Brad Ormand - Renegade Rambler Audio UI idea

As for the audio source, right now I have it playing from a file.  But, I don’t think I’ll let the user bring in files with  it.  It’s just too weird on the legal side since I’ll let the user save it back to disk, and I have to detect and convert what type of files they attempt to load in and stuff (mp3, ogg, AAC, which wav, etc), and well…  I really just want the user to be able to press record and mess with the stuff that gets recorded, and probably with a 15-second limit – focus – kind of like Twitter’s 140 char limit.  That audio will then be recorded into and played from a file of course, but I can count on it being a 32-bit float PCM format, and just run with it.

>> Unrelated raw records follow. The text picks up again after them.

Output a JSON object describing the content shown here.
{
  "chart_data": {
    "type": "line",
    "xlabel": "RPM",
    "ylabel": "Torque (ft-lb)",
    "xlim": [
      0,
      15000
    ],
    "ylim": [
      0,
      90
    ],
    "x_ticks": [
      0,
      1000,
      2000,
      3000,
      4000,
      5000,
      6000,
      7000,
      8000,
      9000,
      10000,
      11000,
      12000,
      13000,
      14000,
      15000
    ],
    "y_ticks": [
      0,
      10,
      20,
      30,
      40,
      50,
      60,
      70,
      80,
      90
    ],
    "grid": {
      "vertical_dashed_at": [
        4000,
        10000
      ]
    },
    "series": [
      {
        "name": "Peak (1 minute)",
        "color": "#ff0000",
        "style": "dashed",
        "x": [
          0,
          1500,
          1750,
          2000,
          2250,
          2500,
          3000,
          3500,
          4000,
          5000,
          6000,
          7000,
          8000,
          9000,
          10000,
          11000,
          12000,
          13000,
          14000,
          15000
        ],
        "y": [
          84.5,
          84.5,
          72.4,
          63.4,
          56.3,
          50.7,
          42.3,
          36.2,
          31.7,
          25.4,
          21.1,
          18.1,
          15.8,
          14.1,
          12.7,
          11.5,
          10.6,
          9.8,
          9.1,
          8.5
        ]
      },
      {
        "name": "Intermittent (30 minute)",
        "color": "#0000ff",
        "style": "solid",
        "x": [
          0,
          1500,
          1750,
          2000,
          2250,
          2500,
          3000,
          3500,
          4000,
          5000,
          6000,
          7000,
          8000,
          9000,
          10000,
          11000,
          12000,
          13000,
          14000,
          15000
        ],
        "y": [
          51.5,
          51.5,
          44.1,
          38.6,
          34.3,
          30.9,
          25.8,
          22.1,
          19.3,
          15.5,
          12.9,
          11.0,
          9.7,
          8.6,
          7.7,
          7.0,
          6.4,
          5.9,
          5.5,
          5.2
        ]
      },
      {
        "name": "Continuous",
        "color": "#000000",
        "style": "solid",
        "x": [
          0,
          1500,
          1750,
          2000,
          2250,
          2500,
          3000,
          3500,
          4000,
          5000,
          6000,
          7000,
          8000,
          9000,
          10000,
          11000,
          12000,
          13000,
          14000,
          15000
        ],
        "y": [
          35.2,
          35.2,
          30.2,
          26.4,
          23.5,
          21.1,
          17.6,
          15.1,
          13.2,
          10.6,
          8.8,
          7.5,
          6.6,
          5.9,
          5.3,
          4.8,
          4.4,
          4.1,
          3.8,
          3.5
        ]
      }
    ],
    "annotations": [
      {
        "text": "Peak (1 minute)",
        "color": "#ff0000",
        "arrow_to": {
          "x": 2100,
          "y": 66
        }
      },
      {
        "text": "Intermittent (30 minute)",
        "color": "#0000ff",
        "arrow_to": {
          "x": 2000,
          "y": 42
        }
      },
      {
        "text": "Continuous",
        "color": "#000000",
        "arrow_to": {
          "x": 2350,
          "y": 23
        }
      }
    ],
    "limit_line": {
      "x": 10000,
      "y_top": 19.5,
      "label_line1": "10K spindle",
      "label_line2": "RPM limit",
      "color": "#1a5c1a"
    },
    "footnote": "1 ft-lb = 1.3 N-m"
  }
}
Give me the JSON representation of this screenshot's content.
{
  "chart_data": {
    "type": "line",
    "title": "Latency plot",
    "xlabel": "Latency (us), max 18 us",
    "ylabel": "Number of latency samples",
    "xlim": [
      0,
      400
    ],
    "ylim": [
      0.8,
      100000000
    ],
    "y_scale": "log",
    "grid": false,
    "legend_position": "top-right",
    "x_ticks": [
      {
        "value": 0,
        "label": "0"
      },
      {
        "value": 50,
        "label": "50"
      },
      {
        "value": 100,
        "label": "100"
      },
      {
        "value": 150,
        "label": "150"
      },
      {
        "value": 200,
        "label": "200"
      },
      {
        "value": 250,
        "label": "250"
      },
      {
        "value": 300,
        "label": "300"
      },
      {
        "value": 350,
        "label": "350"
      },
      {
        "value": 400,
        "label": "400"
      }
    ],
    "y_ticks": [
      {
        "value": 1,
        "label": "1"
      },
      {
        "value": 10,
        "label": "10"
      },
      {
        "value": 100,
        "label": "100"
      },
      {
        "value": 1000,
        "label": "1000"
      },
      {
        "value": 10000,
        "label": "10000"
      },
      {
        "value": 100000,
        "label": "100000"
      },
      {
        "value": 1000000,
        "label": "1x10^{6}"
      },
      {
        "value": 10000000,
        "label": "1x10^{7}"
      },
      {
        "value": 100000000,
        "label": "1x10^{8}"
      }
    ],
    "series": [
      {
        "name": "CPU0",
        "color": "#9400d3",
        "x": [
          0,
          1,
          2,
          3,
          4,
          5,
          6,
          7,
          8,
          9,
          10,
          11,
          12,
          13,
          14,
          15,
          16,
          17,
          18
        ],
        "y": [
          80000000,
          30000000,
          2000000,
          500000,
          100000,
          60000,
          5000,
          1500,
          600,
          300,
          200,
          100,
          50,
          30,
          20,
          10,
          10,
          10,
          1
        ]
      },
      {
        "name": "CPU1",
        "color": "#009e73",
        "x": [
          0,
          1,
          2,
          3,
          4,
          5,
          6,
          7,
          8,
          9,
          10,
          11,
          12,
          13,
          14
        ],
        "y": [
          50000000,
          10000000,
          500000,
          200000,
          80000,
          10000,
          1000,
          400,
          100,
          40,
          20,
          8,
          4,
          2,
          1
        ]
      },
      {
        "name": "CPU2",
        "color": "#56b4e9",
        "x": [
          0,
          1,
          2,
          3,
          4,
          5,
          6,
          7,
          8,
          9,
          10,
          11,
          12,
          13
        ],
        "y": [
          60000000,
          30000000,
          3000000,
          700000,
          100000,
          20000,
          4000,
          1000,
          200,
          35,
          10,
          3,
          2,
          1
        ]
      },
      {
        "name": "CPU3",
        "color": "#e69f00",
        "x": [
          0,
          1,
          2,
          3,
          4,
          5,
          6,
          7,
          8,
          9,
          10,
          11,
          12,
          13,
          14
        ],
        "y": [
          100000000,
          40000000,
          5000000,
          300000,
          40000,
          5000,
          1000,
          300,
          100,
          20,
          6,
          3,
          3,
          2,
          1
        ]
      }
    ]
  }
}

In the end, I want the thing to act as a granulator, where you bring in audio and are able to loop sections of audio at really tight intervals, or even with randomized time and pitch parameters, where it acts as a sound design tool.  I do this in Pro Tools all the time by hand and cut samples like 1000 at a time and shift them incrementally and copy and paste them offset next to each other for effect, but it’s definitely time-consuming.  I’ll probably still do that because I have ultimate control, but I’d like to be able to go into the app environment and get sounds from machines or birds or rubber bands or my voice or even the wind and allow the user to really fuck with them to make them something else entirely.  Of course, they’ll be able to save the original tracks and save the performance.  And, I’ll offer a few time-based effects and definitely some distortion and crush on there, too.

So…  that’s what I’ve been getting into.  It’s after-work stuff, so it’s kind of slow-going after a day of already programming for hours at the day job, but I’m making definite progress and can’t wait to circle back to the embedded system, as well.  I have many, many things to look forward to on this front.